最近は、観劇の感想はまずツイッター(http://twitter.com/bekirra、アカウントは「bekirra」)でつぶやくようになりました。
最大140文字なので気軽に発信できること、返信機能やリツイート(引用)機能などで過度の緊張感なく参加者とつながりを持てるのが魅力です。
私は主に演劇ウォッチャーさん、劇団主宰や制作さんのアカウントをさがし出してフォローしていますが、皆さんの新鮮なおもいがリアルタイムでどんどんTL(タイムライン)に流れてくるのが面白くてたまりません。
筆の重い私のような者のアカウントもおもいがけない数の方々がフォローしてくださり、今やツイッターなしのウェブ生活は考えられないほどになっています。
企業や団体にとっての広報手段としてもたいへん有効だとおもいますので、とくに小劇場の劇団関係者の方々はぜひもっとツイッターデビューしていただきたいと願います。
私の最新のつぶやきは当ブログのサイドバーにあるリンクに刻々表示されるようにしてあるのですが、携帯ではみえないようですので、今作品に関するつぶやきのうちいくつかを下記にコピー&ペーストしてみました。
(上が古く、下が新しいです。

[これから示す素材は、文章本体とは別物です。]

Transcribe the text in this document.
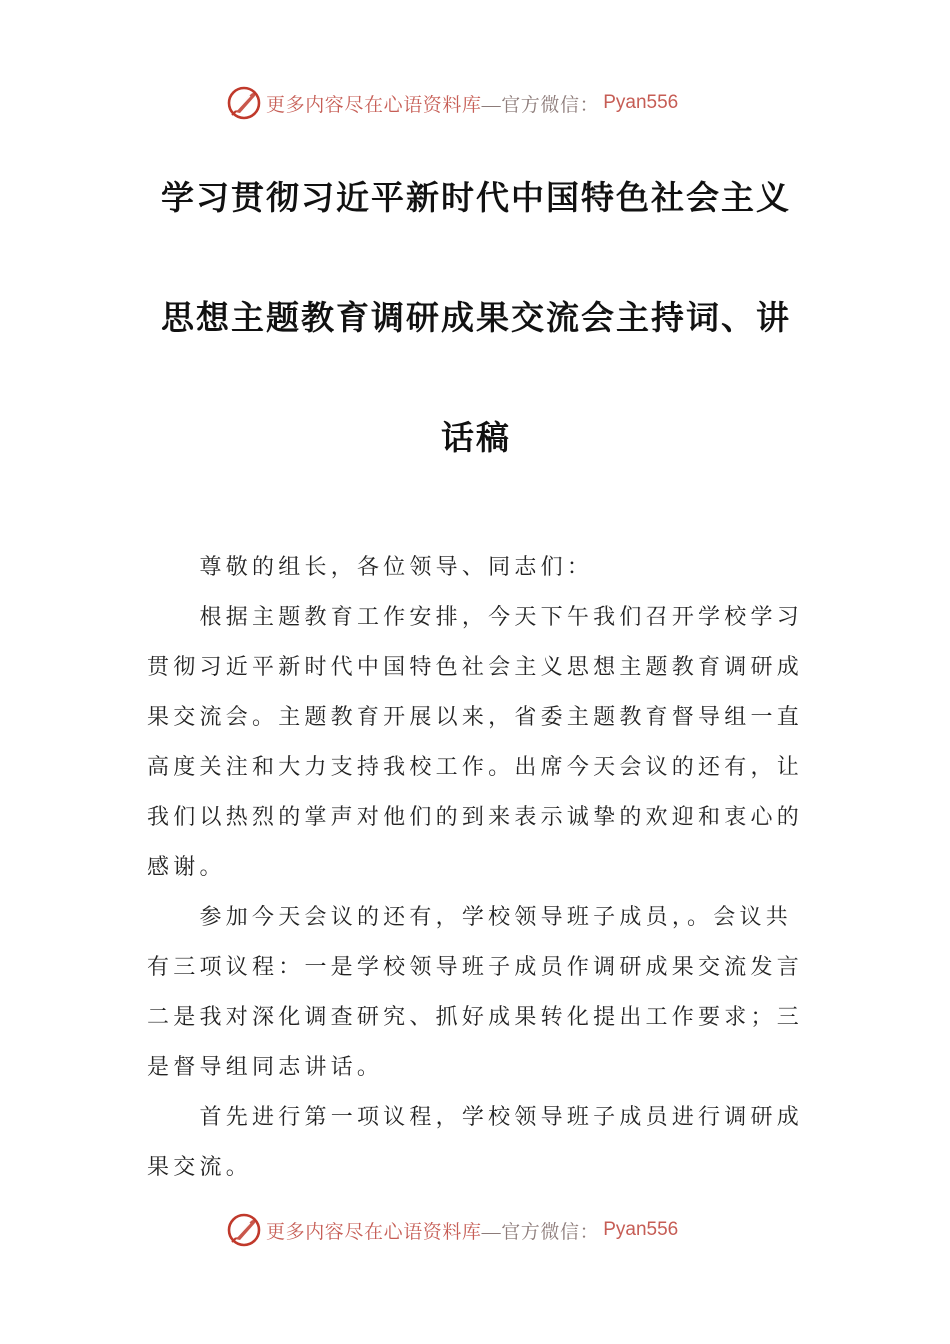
更多内容尽在心语资料库 —官方微信： Pyan556
学习贯彻习近平新时代中国特色社会主义
思想主题教育调研成果交流会主持词、讲
话稿
尊敬的组长，各位领导、同志们：
根据主题教育工作安排，今天下午我们召开学校学习
贯彻习近平新时代中国特色社会主义思想主题教育调研成
果交流会。主题教育开展以来，省委主题教育督导组一直
高度关注和大力支持我校工作。出席今天会议的还有，让
我们以热烈的掌声对他们的到来表示诚挚的欢迎和衷心的
感谢。
参加今天会议的还有，学校领导班子成员，。会议共
有三项议程：一是学校领导班子成员作调研成果交流发言
二是我对深化调查研究、抓好成果转化提出工作要求；三
是督导组同志讲话。
首先进行第一项议程，学校领导班子成员进行调研成
果交流。
更多内容尽在心语资料库 —官方微信： Pyan556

本家ツイッターでの表示は逆に上が最新になります。)

・劇団め組『ONE vs HALF ~斎藤一vs中村半次郎~』昨日3.25.夜初日観ました。こういう男を愛したい、という(現代では見果てぬ)女の夢を叶えて美しい嘘の花を咲かせる女性作家合馬百香氏の世界に耽溺。効果音の助けを借りない技正味の剣殺陣に酔う。2010.3.26.

・新宮乙矢+藤原習作の二大看板のあとに続く若苗の勢いに瞠目の劇団め組春公演『ONE vs HALF ~斎藤一vs中村半次郎~』。ここは客演入れず、学校演劇巡演から叩き上げて本公演出演を勝ち取る純正育成法。入木純一さん稲垣納里子さん良。1時間40分休無。2010.3.26.

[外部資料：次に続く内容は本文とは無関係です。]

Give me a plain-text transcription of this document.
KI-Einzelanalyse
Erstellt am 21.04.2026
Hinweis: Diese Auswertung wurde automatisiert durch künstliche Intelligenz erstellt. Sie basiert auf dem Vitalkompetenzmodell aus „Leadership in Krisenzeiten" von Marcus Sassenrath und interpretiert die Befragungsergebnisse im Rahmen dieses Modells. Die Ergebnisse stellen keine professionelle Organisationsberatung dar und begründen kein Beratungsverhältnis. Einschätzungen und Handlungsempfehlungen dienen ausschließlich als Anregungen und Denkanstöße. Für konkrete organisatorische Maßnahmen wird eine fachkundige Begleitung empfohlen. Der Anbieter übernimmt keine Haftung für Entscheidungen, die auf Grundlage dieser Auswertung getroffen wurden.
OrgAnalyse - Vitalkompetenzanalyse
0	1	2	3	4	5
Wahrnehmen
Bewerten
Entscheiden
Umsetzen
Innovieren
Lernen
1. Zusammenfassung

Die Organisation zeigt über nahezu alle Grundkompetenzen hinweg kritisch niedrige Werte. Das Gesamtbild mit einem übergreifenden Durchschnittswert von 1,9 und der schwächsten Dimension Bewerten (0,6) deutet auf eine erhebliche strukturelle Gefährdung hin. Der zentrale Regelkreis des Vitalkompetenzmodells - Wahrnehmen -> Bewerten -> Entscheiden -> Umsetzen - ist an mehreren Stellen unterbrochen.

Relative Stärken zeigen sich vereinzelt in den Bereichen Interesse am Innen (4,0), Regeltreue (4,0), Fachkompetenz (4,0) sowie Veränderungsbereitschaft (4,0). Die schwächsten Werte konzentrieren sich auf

・劇団め組『ONE vs HALF ~斎藤一vs中村半次郎~』本日3.27.昼観ました(2回目)。半次郎役井上真一さん筆頭に、何人かが初日に比べて格段に役が入り込んでいました。毎公演、初日から完成しているのが新宮乙矢さん。※ハッシュタグつけると検索に反映されないようなのでつけずに。2010.3.27.

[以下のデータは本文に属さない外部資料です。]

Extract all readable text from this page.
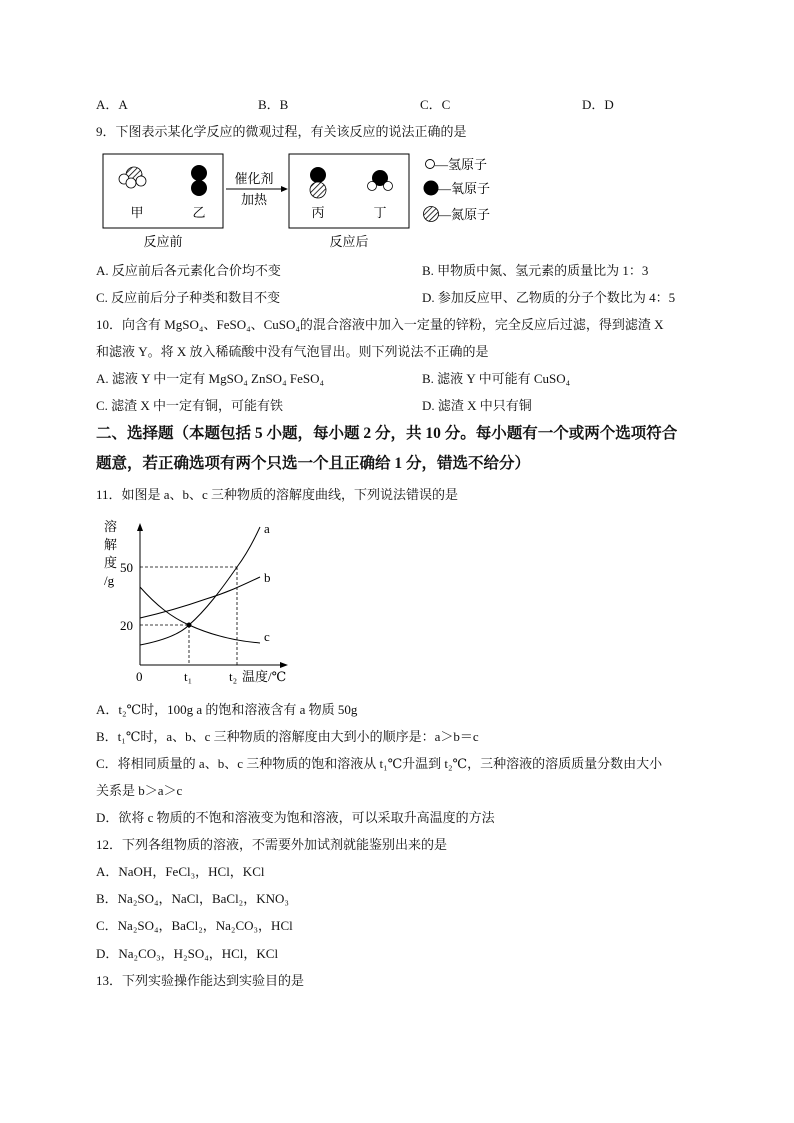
A．A	B．B	C．C	D．D
9．下图表示某化学反应的微观过程，有关该反应的说法正确的是
甲	乙
催化剂
加热
丙	丁
—氢原子
—氧原子
—氮原子
反应前	反应后
A. 反应前后各元素化合价均不变	B. 甲物质中氮、氢元素的质量比为 1：3
C. 反应前后分子种类和数目不变	D. 参加反应甲、乙物质的分子个数比为 4：5
10．向含有 MgSO₄、FeSO₄、CuSO₄的混合溶液中加入一定量的锌粉，完全反应后过滤，得到滤渣 X
和滤液 Y。将 X 放入稀硫酸中没有气泡冒出。则下列说法不正确的是
A. 滤液 Y 中一定有 MgSO₄ ZnSO₄ FeSO₄	B. 滤液 Y 中可能有 CuSO₄
C. 滤渣 X 中一定有铜，可能有铁	D. 滤渣 X 中只有铜
二、选择题（本题包括 5 小题，每小题 2 分，共 10 分。每小题有一个或两个选项符合
题意，若正确选项有两个只选一个且正确给 1 分，错选不给分）
11．如图是 a、b、c 三种物质的溶解度曲线，下列说法错误的是
溶
解
度
/g
a
b
c
50
20
0	t₁	t₂ 温度/℃
A．t₂℃时，100g a 的饱和溶液含有 a 物质 50g
B．t₁℃时，a、b、c 三种物质的溶解度由大到小的顺序是：a＞b＝c
C．将相同质量的 a、b、c 三种物质的饱和溶液从 t₁℃升温到 t₂℃，三种溶液的溶质质量分数由大小
关系是 b＞a＞c
D．欲将 c 物质的不饱和溶液变为饱和溶液，可以采取升高温度的方法
12．下列各组物质的溶液，不需要外加试剂就能鉴别出来的是
A．NaOH，FeCl₃，HCl，KCl
B．Na₂SO₄，NaCl，BaCl₂，KNO₃
C．Na₂SO₄，BaCl₂，Na₂CO₃，HCl
D．Na₂CO₃，H₂SO₄，HCl，KCl
13．下列实验操作能达到实验目的是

本家ツイッターの日時表示は実際と数時間ずれるようです。
上記3本をつぶやいた正確な日は、ここに表示した日です。
劇団め組に関するつぶやきをまとめたいとハッシュタグを登録したのですが、どうもうまく機能しません。
とりあえず様子をみます。→http://hashtagsjp.appspot.com/tag/gmeg



幕末の動乱期にひとりは薩摩藩の、もうひとりは徳川幕府のいずれも諜報者として生きた剣の達人ふたりが主役です。
新宮乙矢+藤原習作という二大看板が劇団め組の特色でしたが、今回は中堅どころの井上真一さんが新宮さんの相手役に抜擢されました。
クールな斎藤一・新宮さんに対する明るくやんちゃな中村半次郎・井上さんがよく際立ちました。
新宮・藤原コンビの「艶」はありませんが、実直で真っ直ぐな勢いの良さがありました。
その真っ直ぐさが斎藤一に一瞬の人間性を取り戻させる雪のシーンが綺麗でした。
ふたりの剣殺陣のスピード感と躍動感が素晴らしい!
この一対一の迫力は、私が初めてめ組を観た2006年8月『ASSASSIN 彰義隊後日譚』(紀伊國屋サザンシアター)クライマックスでの新宮vs藤原戦以来のものです。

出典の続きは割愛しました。